Risk capacity on the other hand is more objective and can be assessed for an individual based on his/her age and life stage, current and future earnings, current income and expenditure, assets and liabilities and time to retirement.

In simple terms, two individuals aged 29 and 59 could have the same attitude to risk, but due to their personal circumstances will have very different capacities for risk. To illustrate using the pension example with a retirement age for both of 65, given the big difference in time to retirement, the 29 year old has a much greater capacity for risk/volatility than the 59 year old who cannot afford much volatility at that life stage. The time to accumulate a pension fund is from an early age, and the time to preserve it is in the latter years. Your risk management strategy needs to reflect that. Strangely, many people do the exact opposite trying to play catch up and take unnecessary risks in later years.

Steve Jobs a pioneer and founder of Apple who had a tolerance for high risk once said ‘in the annals of innovation, creating new ideas is only part of the equation, execution is equally important’ and he was so right! It’s all very well having a great idea (income in retirement), but many great ideas fail unless the execution is spot on. In this way, if the idea is seen as somewhat risky, the key to desirable returns will be in the planning and execution of a successful risk strategy.

An important thing to understand about risk is that if you do not take some risk, you cannot expect a real positive return i.e. the real value may actually fall through inflation risk. Now this strategy may be in order if preservation (latter years) is the key requirement rather than in an earlier accumulation phase. In any portfolio, risk is inevitable and therefore understanding the risks at play is important while, knowing how to manage these risks is critical.
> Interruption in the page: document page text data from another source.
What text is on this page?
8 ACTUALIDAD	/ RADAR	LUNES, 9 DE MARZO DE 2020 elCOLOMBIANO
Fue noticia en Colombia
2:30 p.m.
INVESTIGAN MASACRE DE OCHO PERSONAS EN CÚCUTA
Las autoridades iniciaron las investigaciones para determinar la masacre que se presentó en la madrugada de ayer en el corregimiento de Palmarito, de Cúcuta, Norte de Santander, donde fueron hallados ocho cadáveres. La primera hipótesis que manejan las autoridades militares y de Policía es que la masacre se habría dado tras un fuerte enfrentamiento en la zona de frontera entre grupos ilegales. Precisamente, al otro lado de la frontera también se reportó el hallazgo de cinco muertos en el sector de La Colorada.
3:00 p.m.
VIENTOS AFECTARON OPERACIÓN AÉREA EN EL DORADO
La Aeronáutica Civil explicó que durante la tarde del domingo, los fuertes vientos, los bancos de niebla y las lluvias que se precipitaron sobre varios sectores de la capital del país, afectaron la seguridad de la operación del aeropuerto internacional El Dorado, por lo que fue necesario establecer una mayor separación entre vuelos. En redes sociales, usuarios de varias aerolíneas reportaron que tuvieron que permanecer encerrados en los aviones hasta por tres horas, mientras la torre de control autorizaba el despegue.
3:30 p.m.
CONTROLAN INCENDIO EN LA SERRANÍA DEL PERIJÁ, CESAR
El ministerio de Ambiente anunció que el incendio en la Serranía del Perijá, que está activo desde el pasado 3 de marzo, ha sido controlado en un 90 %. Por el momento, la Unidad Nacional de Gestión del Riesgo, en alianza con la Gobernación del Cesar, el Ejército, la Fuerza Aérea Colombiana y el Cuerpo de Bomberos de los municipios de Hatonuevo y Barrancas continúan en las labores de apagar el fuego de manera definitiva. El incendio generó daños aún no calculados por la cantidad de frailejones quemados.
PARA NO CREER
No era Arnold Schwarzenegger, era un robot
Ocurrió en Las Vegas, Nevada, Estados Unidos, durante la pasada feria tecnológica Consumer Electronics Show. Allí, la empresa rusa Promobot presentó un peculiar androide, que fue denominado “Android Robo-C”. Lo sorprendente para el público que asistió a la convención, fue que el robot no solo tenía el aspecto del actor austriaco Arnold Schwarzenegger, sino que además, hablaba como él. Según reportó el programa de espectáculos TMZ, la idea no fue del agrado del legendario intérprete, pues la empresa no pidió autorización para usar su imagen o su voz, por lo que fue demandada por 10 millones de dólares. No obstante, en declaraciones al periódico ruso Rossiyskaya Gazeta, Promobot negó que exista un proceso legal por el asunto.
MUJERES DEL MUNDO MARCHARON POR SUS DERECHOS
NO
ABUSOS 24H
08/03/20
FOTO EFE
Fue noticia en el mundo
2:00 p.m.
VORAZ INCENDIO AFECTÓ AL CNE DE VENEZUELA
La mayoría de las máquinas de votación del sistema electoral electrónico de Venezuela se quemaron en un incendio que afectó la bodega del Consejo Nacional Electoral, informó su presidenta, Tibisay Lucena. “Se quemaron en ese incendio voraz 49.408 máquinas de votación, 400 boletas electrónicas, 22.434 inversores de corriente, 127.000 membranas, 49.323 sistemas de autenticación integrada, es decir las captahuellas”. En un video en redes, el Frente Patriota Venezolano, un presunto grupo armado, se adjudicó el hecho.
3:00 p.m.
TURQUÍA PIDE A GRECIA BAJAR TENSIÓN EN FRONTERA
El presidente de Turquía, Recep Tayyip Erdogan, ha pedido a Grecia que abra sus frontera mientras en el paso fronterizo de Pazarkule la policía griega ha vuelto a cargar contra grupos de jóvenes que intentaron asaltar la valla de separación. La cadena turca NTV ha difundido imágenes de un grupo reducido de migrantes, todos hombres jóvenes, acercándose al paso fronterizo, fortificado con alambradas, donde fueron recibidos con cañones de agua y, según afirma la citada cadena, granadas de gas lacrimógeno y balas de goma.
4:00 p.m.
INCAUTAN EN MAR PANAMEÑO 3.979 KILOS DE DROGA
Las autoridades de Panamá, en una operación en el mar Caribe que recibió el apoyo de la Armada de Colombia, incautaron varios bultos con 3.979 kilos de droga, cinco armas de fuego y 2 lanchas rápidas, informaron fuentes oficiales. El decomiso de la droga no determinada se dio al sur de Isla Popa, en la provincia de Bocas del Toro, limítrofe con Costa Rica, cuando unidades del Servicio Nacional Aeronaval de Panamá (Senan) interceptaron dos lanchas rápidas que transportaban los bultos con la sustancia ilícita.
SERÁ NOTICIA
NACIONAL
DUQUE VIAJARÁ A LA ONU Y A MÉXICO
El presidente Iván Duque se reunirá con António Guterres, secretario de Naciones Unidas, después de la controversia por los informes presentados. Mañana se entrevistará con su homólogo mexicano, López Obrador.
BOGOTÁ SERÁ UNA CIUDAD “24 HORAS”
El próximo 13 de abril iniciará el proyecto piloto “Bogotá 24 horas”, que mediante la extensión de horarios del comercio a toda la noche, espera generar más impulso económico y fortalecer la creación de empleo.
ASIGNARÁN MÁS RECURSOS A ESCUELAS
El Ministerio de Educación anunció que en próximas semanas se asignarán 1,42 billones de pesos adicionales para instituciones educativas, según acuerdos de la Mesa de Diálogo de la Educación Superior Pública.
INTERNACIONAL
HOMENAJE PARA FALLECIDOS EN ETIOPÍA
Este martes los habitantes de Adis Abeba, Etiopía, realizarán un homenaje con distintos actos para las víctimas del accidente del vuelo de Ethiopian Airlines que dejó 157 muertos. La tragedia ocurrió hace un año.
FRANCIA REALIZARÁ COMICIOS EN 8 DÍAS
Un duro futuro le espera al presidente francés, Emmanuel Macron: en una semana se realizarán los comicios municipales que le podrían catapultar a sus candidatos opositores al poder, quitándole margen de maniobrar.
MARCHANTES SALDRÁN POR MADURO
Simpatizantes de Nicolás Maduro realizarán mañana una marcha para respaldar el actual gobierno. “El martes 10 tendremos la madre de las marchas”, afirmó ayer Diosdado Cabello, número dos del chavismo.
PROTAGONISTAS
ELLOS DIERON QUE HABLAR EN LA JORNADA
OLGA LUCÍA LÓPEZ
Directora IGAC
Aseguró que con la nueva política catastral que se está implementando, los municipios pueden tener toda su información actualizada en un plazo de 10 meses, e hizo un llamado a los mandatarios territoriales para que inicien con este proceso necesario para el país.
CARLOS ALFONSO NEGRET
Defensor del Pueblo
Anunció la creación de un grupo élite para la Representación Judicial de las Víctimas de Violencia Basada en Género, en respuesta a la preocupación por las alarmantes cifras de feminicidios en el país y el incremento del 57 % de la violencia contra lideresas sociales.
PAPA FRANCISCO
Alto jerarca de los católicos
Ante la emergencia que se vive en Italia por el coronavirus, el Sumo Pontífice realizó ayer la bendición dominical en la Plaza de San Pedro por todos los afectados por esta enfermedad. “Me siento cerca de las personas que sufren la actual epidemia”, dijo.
Consider individuals who wish to save regularly in low risk accounts rather than save for their retirement through their pension. They are skeptical and sometimes confused by investment risk and even more skeptical about pensions risk. Aside from the long term nature of pension planning, individuals either ignore or don’t understand the basic tax efficiency of what I like to call the pension bridge of:
(a) tax free invested money on way in
(b) tax free growth up to retirement age
(c) compounding growth effect on (a) & (b)
(d) tax free lump sum on way out
…people are still very anti pension. If you are feeling this way too, educate yourself today by speaking with an experienced financial advisor and then make your mind up about the merits of saving for your retirement and the choices over risk.

The greatest risk I see young and older workers taking today is not starting their retirement plan early enough or at all, missing out on pension investment tax relief and not funding sufficiently for their retirement which is what the OECD are talking about in their report.

Remember, our life expectancy is far greater than our parent’s generation, meaning we have a greater need for an income in retirement. The state pension (35% average wage) has been deferred up to 68 years, and it is likely that the government will at least bring in auto-enrollment for pension plans for all workers in the near future.  So what are you waiting for? Build that bridge!